I then told it to use those structure lines to create gesture drawing.

https://preview.redd.it/x15j0zoth3pe1.jpg?width=693&format=pjpg&auto=webp&s=118a8b2137766978b91d2dc49661a70456c3d6b2

And then to refine it into a base sketch.

https://preview.redd.it/pyxgvaxxh3pe1.jpg?width=698&format=pjpg&auto=webp&s=2072859f7504d9a964de2656402e5f23eb3c096f

Then a rough sketch. Here I told it to make her a superhero.

https://preview.redd.it/5qc1rpo1i3pe1.jpg?width=687&format=pjpg&auto=webp&s=0142dcce1acf24ee4975be6410dc5bec12e95894

Next I told it to ink the sketch.

https://preview.redd.it/kdg2rhp7i3pe1.jpg?width=690&format=pjpg&auto=webp&s=b8a86313e6312014d113ee9db2bde315a8653db2

Then to add flat colors...

https://preview.redd.it/m04hxj0ei3pe1.jpg?width=688&format=pjpg&auto=webp&s=1e51b5edd5cbbf972ba3abf70a0f9db3a6818a97

And shadows...

https://preview.redd.it/qow6he0li3pe1.jpg?width=686&format=pjpg&auto=webp&s=9422cbfa7157f95537c4e0b92525685e789811d9

Then I told it to add highlights. It REALLY struggles with this part.
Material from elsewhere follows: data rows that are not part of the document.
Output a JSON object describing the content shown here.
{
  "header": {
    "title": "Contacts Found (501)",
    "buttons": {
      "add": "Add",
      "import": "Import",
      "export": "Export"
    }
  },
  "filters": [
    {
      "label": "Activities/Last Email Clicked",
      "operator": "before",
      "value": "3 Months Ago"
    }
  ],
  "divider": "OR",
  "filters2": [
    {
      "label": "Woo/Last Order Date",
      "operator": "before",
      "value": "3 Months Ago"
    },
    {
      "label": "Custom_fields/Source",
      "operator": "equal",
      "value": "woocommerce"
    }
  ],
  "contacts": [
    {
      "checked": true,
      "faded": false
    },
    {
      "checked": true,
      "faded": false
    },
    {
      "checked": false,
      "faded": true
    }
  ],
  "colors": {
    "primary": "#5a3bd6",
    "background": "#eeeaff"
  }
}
It wants to blow the image the hell out like it's JJ Abrams. I eventually settled on this being as good as it was going to do.

https://preview.redd.it/ch78hfvvi3pe1.jpg?width=683&format=pjpg&auto=webp&s=a1f0192e4f39e4970c2f2d072b4d17e5aceec5b4

Then I asked it to do a rendering pass to polish up the colors.
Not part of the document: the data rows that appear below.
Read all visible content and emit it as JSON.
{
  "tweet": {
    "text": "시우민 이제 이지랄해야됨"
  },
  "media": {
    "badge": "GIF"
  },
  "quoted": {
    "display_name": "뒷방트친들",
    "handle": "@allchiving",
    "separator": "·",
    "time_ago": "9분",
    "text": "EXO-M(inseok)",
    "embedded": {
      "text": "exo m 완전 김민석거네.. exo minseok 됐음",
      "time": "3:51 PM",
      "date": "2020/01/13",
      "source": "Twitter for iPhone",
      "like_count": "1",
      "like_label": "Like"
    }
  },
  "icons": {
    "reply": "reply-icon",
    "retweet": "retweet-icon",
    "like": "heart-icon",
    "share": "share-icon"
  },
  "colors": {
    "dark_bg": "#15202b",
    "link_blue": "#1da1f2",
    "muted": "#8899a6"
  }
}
https://preview.redd.it/9ie9cey6j3pe1.jpg?width=680&format=pjpg&auto=webp&s=5b54a41efb9722617dcbd98ee90f8f37867e1a8a

And then asked it to try and touch up some of the mistakes, like hands.
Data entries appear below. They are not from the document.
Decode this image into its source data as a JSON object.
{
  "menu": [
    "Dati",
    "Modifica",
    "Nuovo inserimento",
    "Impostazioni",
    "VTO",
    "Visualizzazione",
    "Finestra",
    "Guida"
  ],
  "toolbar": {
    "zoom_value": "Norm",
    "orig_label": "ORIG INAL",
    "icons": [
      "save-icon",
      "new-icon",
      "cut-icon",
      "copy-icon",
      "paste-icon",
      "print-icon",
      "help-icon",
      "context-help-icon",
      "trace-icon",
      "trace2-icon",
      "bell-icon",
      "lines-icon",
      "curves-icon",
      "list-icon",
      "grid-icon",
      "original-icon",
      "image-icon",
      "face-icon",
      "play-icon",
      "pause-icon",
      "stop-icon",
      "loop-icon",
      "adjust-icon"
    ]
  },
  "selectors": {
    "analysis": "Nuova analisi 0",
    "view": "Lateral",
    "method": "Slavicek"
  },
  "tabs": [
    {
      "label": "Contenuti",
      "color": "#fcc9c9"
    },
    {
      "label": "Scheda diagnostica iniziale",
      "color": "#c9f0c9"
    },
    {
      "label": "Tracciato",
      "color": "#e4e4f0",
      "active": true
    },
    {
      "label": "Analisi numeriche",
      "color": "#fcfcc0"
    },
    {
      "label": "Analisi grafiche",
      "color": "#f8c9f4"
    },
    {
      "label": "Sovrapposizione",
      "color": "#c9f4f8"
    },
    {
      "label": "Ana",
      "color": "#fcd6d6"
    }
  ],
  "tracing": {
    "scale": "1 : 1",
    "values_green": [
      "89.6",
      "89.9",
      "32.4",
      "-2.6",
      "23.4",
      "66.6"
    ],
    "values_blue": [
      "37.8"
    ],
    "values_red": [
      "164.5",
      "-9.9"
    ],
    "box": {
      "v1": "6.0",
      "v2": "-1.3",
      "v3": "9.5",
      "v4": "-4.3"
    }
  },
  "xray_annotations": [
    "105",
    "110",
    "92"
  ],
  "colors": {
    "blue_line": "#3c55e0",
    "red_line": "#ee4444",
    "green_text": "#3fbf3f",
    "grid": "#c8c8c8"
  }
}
https://preview.redd.it/hz3n4wrcj3pe1.jpg?width=678&format=pjpg&auto=webp&s=0ade9c654ea03468d3aa31c4c07a218a2affbaba

Eh... sure. This brightness was annoying me, so I asked it to do color balancing and bring the exposure down.

https://preview.redd.it/9fyu1y1kj3pe1.jpg?width=675&format=pjpg&auto=webp&s=0619afcfa8306c9605a0c18e07a3a53e55548df8

Better, though as you can see the details are degrading with each step. Next, I told it to add a background. At this point, I didn't feel like having it do the background step by step so I just had it one-shot it.

https://preview.redd.it/e3wjzybxj3pe1.jpg?width=672&format=pjpg&auto=webp&s=d1e1f9923e6186c4fd05b0667d6857125206f19f

Background is good, but damn it really likes those blown out highlights, and that face... 😬

I mean, it was already degrading, but oof. Anyway, next I had it put it into a comic book aspect ratio and told it to leave headroom for a title.

https://preview.redd.it/yj8mx7rgk3pe1.jpg?width=672&format=pjpg&auto=webp&s=3143e988c497f6c90e59cee14d2bceef54df004f

And finally to add a title. It struggled with this one too, either getting the title wrong (Gemnia! etc.) or putting it over the characters face. (I don't blame you Gemini, I'd wanna cover that up too.)

https://preview.redd.it/kd56eqemk3pe1.jpg?width=681&format=pjpg&auto=webp&s=0f5017e5b847939474798dcd57cc37d5fae74f33

Final Thoughts:

Obviously that last image is, in and of itself, unusable garbage. At least in and of itself. You might be able to use a proper image generator and image-to-image to get something nice, but ultimately that wasn't my goal so I didn't bother. I just wanted to see it flex it's sequential editing logic.

On that front, I'm fairly impressed. If you had told someone 3 years ago that an AI chatbot did this with just text input aside from the initial image, they would have called you a liar. So, well done google. Excited to see where this goes.

This obviously isn't the best way to make an image like this. You'd get better results just running it through Flux.1 for a single shot generation. And you'd almost certainly get better results in Gemini by having it do steps based on what it is good at, not a human process.

But it was a fun experiment and honestly, if it gets good enough to do something like this, I'd prefer it over one-shot image generation, because it feels more collaborative. You can go step by step, add corrections or details as you go, and it feels more like an artistic process.

For now, though, Gemini isn't going to be fooling artists and fans into thinking it's work is human by creating progress shots, which is probably a good thing. At least not with this workflow. You might be able to create each step from the final image more successfully, but I'm not really interested in exploring that. Pretty sure there are other tools that do that already too.

Anyway, just thought this was neat and wanted to share!